Regelmatig word ik in het Europees Parlement gevraagd groepen te ontvangen of toe te spreken van religieuze en etnische minderheden die het ergens in de wereld moeilijk hebben. Zo heb ik contacten gehad met vertegenwoordigers van de Palestijnen, de Koerden, de Alevieten, het Iraans verzet, en afgelopen week met de Ahmadi’s. Dit keer niet in Brussel, maar in het gebouw van de Tweede Kamer, waar Femke en ik waren i.v.m. het maandelijks overleg met Harry van Bommel.
De Ahmadi’s zijn een van die groepen die het inderdaad niet makkelijk hebben. Al jaren bestaat er in Pakistan een wet die iedere vorm van belediging van de islam strafbaar stelt. Vanwege hun afwijkende interpretatie van de islam, wordt vrijwel iedere uitingsvorm van de Ahmadhiyya godsdienst gezien als belediging van de islam en volgen er onmiddellijk sancties. In vrijwel de hele islamitische wereld hebben de Ahmadi’s te maken met discriminatie. Dat geldt zelfs voor gematigde landen als Indonesië. En dat terwijl godsdienst toch eigenlijk een zaak voor iedereen individueel zou moeten zijn: wat heeft de Staat er in vredesnaam mee te maken, welk geloof iemand aanhangt?
Maar hoe belangrijk het op zichzelf ook is om de rechten van dergelijke minderheden te beschermen, het is de vraag wat het Europees Parlement ermee kan doen. Het antwoord is: heel weinig. Je kunt, samen met andere Europarlementariërs, proberen informeel invloed uit te oefenen op de beslissingen van de ministers van Buitenlandse Zaken. Af en toe maak ik van deze mogelijkheid gebruik, maar als de Raad hiervoor niet open staat, heb je nauwelijks dwangmiddelen. De resoluties die het EP tijdens iedere Straatsburg sessie aanneemt, worden op de ministeries van Buitenlandse Zaken vrijwel nooit gelezen. Blijft over het recht van het EP om verdragen met derde landen goed te keuren of wijzigingen voor te stellen. Daar kun je eventueel nog wel echt invloed op uitoefenen.
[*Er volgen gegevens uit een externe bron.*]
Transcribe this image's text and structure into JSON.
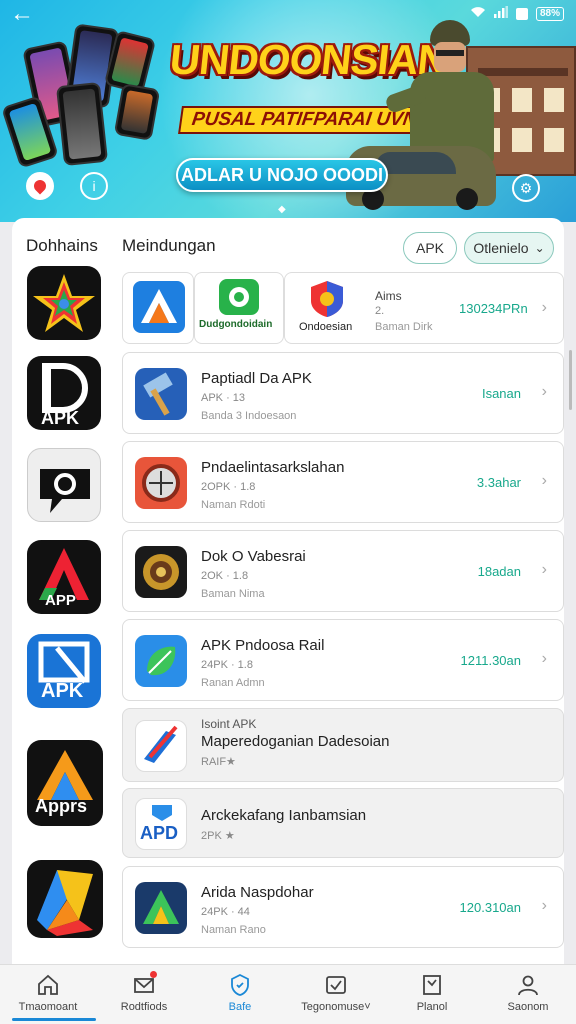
{
  "status_bar": {
    "battery": "88%"
  },
  "banner": {
    "title": "UNDOONSIAN",
    "subtitle": "PUSAL PATIFPARAI UVNA",
    "cta": "ADLAR U NOJO OOODI"
  },
  "section": {
    "tab_left": "Dohhains",
    "tab_right": "Meindungan",
    "apk_pill": "APK",
    "filter_pill": "Otlenielo"
  },
  "row1": {
    "icon_b_label": "Dudgondoidain",
    "icon_c_label": "Ondoesian",
    "name": "Aims",
    "meta": "2.",
    "dev": "Baman Dirk",
    "size": "130234PRn"
  },
  "apps": [
    {
      "name": "Paptiadl Da APK",
      "meta": "APK · 13",
      "dev": "Banda 3 Indoesaon",
      "size": "Isanan"
    },
    {
      "name": "Pndaelintasarkslahan",
      "meta": "2OPK · 1.8",
      "dev": "Naman Rdoti",
      "size": "3.3ahar"
    },
    {
      "name": "Dok O Vabesrai",
      "meta": "2OK · 1.8",
      "dev": "Baman Nima",
      "size": "18adan"
    },
    {
      "name": "APK Pndoosa Rail",
      "meta": "24PK · 1.8",
      "dev": "Ranan Admn",
      "size": "1211.30an"
    },
    {
      "name": "Maperedoganian Dadesoian",
      "top": "Isoint APK",
      "meta": "RAIF★",
      "size": ""
    },
    {
      "name": "Arckekafang Ianbamsian",
      "meta": "2PK ★",
      "size": ""
    },
    {
      "name": "Arida Naspdohar",
      "meta": "24PK · 44",
      "dev": "Naman Rano",
      "size": "120.310an"
    }
  ],
  "left_icons": [
    {
      "name": "star-logo",
      "label": ""
    },
    {
      "name": "d-apk-logo",
      "label": "APK"
    },
    {
      "name": "chat-logo",
      "label": ""
    },
    {
      "name": "a-apk-logo",
      "label": "APP"
    },
    {
      "name": "apk-box-logo",
      "label": "APK"
    },
    {
      "name": "apprs-logo",
      "label": "Apprs"
    },
    {
      "name": "colorful-logo",
      "label": ""
    }
  ],
  "nav": [
    {
      "label": "Tmaomoant",
      "icon": "home-icon"
    },
    {
      "label": "Rodtfiods",
      "icon": "mail-icon"
    },
    {
      "label": "Bafe",
      "icon": "shield-icon"
    },
    {
      "label": "Tegonomuse˅",
      "icon": "checkmark-icon"
    },
    {
      "label": "Planol",
      "icon": "planner-icon"
    },
    {
      "label": "Saonom",
      "icon": "profile-icon"
    }
  ]
}
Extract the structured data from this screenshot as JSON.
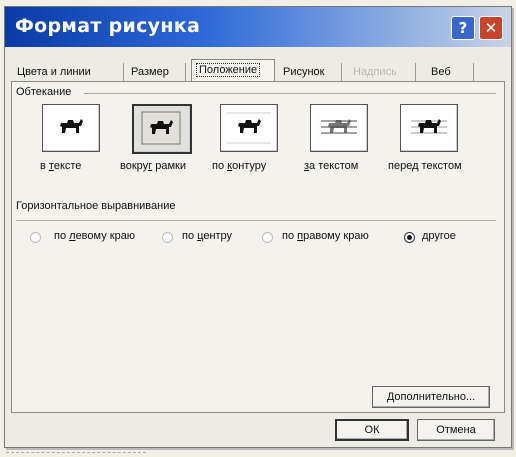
{
  "window": {
    "title": "Формат рисунка",
    "help_label": "?",
    "close_label": "✕"
  },
  "tabs": [
    {
      "label": "Цвета и линии",
      "state": "normal"
    },
    {
      "label": "Размер",
      "state": "normal"
    },
    {
      "label": "Положение",
      "state": "active"
    },
    {
      "label": "Рисунок",
      "state": "normal"
    },
    {
      "label": "Надпись",
      "state": "disabled"
    },
    {
      "label": "Веб",
      "state": "normal"
    }
  ],
  "wrapping": {
    "heading": "Обтекание",
    "options": [
      {
        "pre": "в ",
        "mnemonic": "т",
        "post": "ексте",
        "icon": "dog-inline-icon"
      },
      {
        "pre": "вокру",
        "mnemonic": "г",
        "post": " рамки",
        "icon": "dog-square-icon",
        "selected": true
      },
      {
        "pre": "по ",
        "mnemonic": "к",
        "post": "онтуру",
        "icon": "dog-tight-icon"
      },
      {
        "pre": "",
        "mnemonic": "з",
        "post": "а текстом",
        "icon": "dog-behind-icon"
      },
      {
        "pre": "пере",
        "mnemonic": "д",
        "post": " текстом",
        "icon": "dog-front-icon"
      }
    ]
  },
  "alignment": {
    "heading": "Горизонтальное выравнивание",
    "options": [
      {
        "pre": "по ",
        "mnemonic": "л",
        "post": "евому краю",
        "checked": false
      },
      {
        "pre": "по ",
        "mnemonic": "ц",
        "post": "ентру",
        "checked": false
      },
      {
        "pre": "по ",
        "mnemonic": "п",
        "post": "равому краю",
        "checked": false
      },
      {
        "pre": "",
        "mnemonic": "д",
        "post": "ругое",
        "checked": true
      }
    ]
  },
  "buttons": {
    "advanced": "Дополнительно...",
    "ok": "ОК",
    "cancel": "Отмена"
  },
  "colors": {
    "title_start": "#0a3aa6",
    "title_end": "#c9d3e6",
    "close": "#c7452d",
    "face": "#ecebe4"
  }
}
Gelukkig hebben mensenrechtenorganisaties en vertegenwoordigers van minderheden begrip voor deze beperkte bevoegdheden: ik vertel ze keer op keer dat ze over dit soort zaken het beste bij de Tweede Kamerfractie kunnen aankloppen. Harry kan onze minister van Buitenlandse Zaken ter verantwoording roepen en uiteindelijk is het deze minister die ook in Brussel deelneemt aan de belangrijkste onderhandelingen. Tegelijkertijd maak ik duidelijk dat de SP natuurlijk solidair is met alle verdrukten in de wereld. Dat betekent dat, áls ik echt wat kan doen, zoals bij de stemmingen over verdragen, ik dat ook niet zal nalaten.